Dunton Family Farm News

What's Happening Around the Farm as well as a Soapbox for head farmer, Mike Dunton

Therapy in a Pile of Peas

This is a time of year when every open square foot of covered space around the farm begins filling up with screens of various seed crops.  The old chicken coop becomes a drying house.  The shop, a drying house.  The barn where my office is located, a drying house.  Even my office fills up with seeds.  (Yes, I need to build a drying house!)

So this evening, after all the staff had gone home and suppertime was past, I headed back out to work.  As I was walking through the old barn on my way to the office, I passed a screen of blue-podded peas and started shelling them.  It is a new variety for us; our second year at increasing out our stock, so the screen was not very full.  That small quantity, which I quickly calculated would not be a great time commitment to complete, is what I suppose lured me to the task.

Now if any of my peers from other seed companies are reading this, and I am sure that they will, they are probably thinking, “That was a thorough waste of time.  After all, there is staff and machinery for that task.”  And yes, that is true.  But there is something deeply relaxing and therapeutic about performing jobs like shelling peas.

Most of my other duties require thinking.  When I am in the office, all of my business responsibilities require my undivided attention.  It is just the nature of the work and once your brain is engaged, it is hard to keep from thinking about work.  This is not unique to me, you can probably relate.  This is especially true if you live where you work.  Even when you are not physically in your office, you are at work.  And since you are at work, it is hard to shut that part of the brain off.
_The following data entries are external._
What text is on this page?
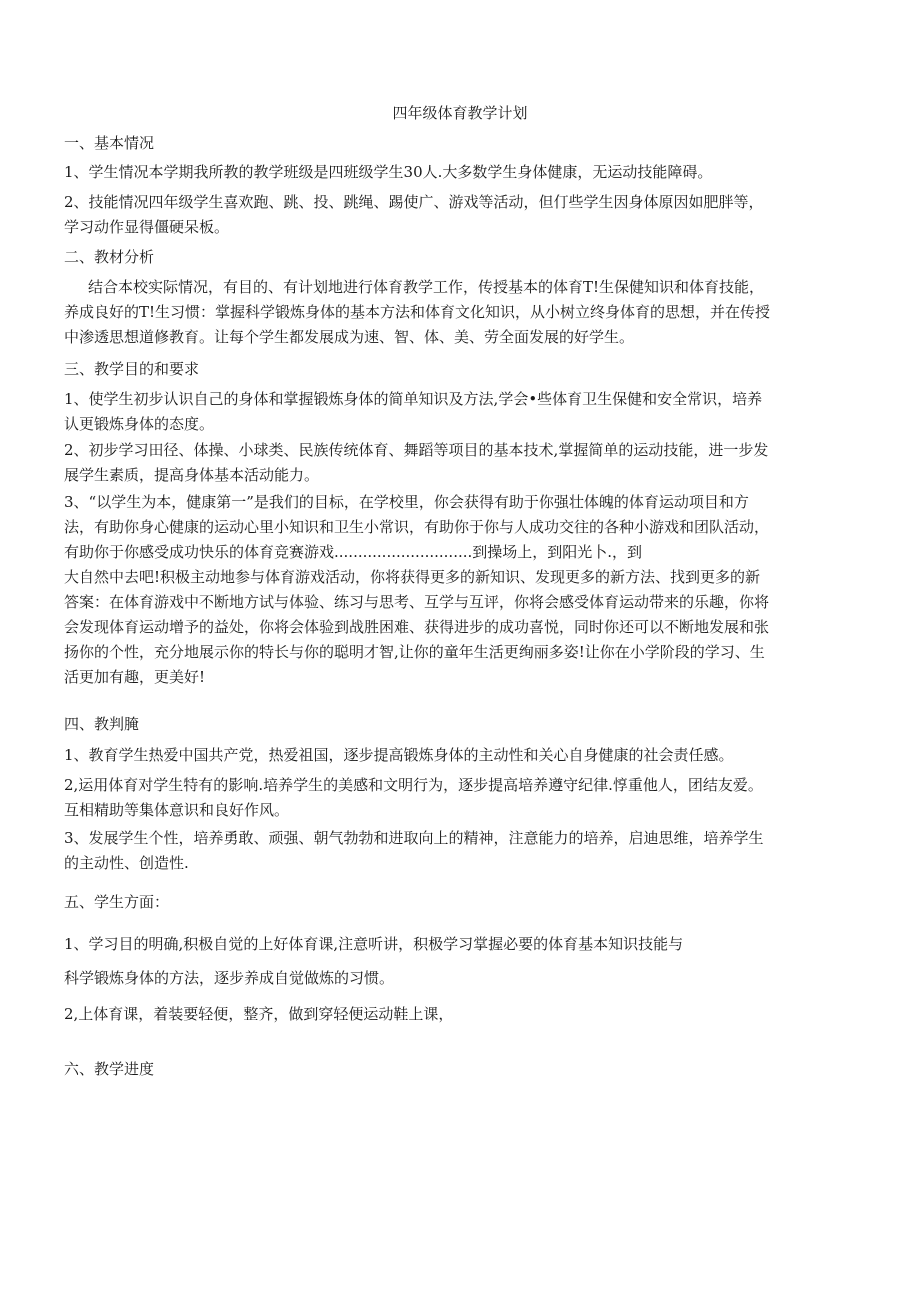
四年级体育教学计划
一、基本情况
1、学生情况本学期我所教的教学班级是四班级学生30人.大多数学生身体健康，无运动技能障碍。
2、技能情况四年级学生喜欢跑、跳、投、跳绳、踢使广、游戏等活动，但仃些学生因身体原因如肥胖等，
学习动作显得僵硬呆板。
二、教材分析
结合本校实际情况，有目的、有计划地进行体育教学工作，传授基本的体育T!生保健知识和体育技能，
养成良好的T!生习惯：掌握科学锻炼身体的基本方法和体育文化知识，从小树立终身体育的思想，并在传授
中渗透思想道修教育。让每个学生都发展成为速、智、体、美、劳全面发展的好学生。
三、教学目的和要求
1、使学生初步认识自己的身体和掌握锻炼身体的简单知识及方法,学会•些体育卫生保健和安全常识，培养
认更锻炼身体的态度。
2、初步学习田径、体操、小球类、民族传统体育、舞蹈等项目的基本技术,掌握简单的运动技能，进一步发
展学生素质，提高身体基本活动能力。
3、“以学生为本，健康第一”是我们的目标，在学校里，你会获得有助于你强壮体魄的体育运动项目和方
法，有助你身心健康的运动心里小知识和卫生小常识，有助你于你与人成功交往的各种小游戏和团队活动，
有助你于你感受成功快乐的体育竞赛游戏.............................到操场上，到阳光卜.，到
大自然中去吧!积极主动地参与体育游戏活动，你将获得更多的新知识、发现更多的新方法、找到更多的新
答案：在体育游戏中不断地方试与体验、练习与思考、互学与互评，你将会感受体育运动带来的乐趣，你将
会发现体育运动增予的益处，你将会体验到战胜困难、获得进步的成功喜悦，同时你还可以不断地发展和张
扬你的个性，充分地展示你的特长与你的聪明才智,让你的童年生活更绚丽多姿!让你在小学阶段的学习、生
活更加有趣，更美好!
四、教判腌
1、教育学生热爱中国共产党，热爱祖国，逐步提高锻炼身体的主动性和关心自身健康的社会责任感。
2,运用体育对学生特有的影响.培养学生的美感和文明行为，逐步提高培养遵守纪律.惇重他人，团结友爱。
互相精助等集体意识和良好作风。
3、发展学生个性，培养勇敢、顽强、朝气勃勃和进取向上的精神，注意能力的培养，启迪思维，培养学生
的主动性、创造性.
五、学生方面：
1、学习目的明确,积极自觉的上好体育课,注意听讲，积极学习掌握必要的体育基本知识技能与
科学锻炼身体的方法，逐步养成自觉做炼的习惯。
2,上体育课，着装要轻便，整齐，做到穿轻便运动鞋上课，
六、教学进度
(Next time you are at your job having a bad day and thinking how cool it would be to own your own farm-based business, remember my anecdote above.  Still don’t believe me?  Move into the office for a week.  If you hate it, don’t quit your day job.)

So, on occasion, I find those somewhat menial tasks to be awesome.  Driving tractor and working the soil.  Potting seedlings in the early spring.  Tilling or hoeing weeds in the summer.  Garden cleanup and compost pile building in the fall.  And yep, shelling a pile of peas.

Even if only for a short time, gone are the thoughts of meetings, appointments, tasks that need to be completed, etc.  My mind is allowed to wander; to be free.  I think about friends I have not talked to in a long while and need to call.  Reminisce about when the kids were little and how their children are so similar and different.  Daydream about lofty goals like building a tree house.  And then realize that I am not as stressed as I was before tackling the peas.

So if you end up deciding to grow a small patch of these cool, blue-podded peas in your garden next spring, as you are planting them and enjoying your gardening therapy session, you can remember mine.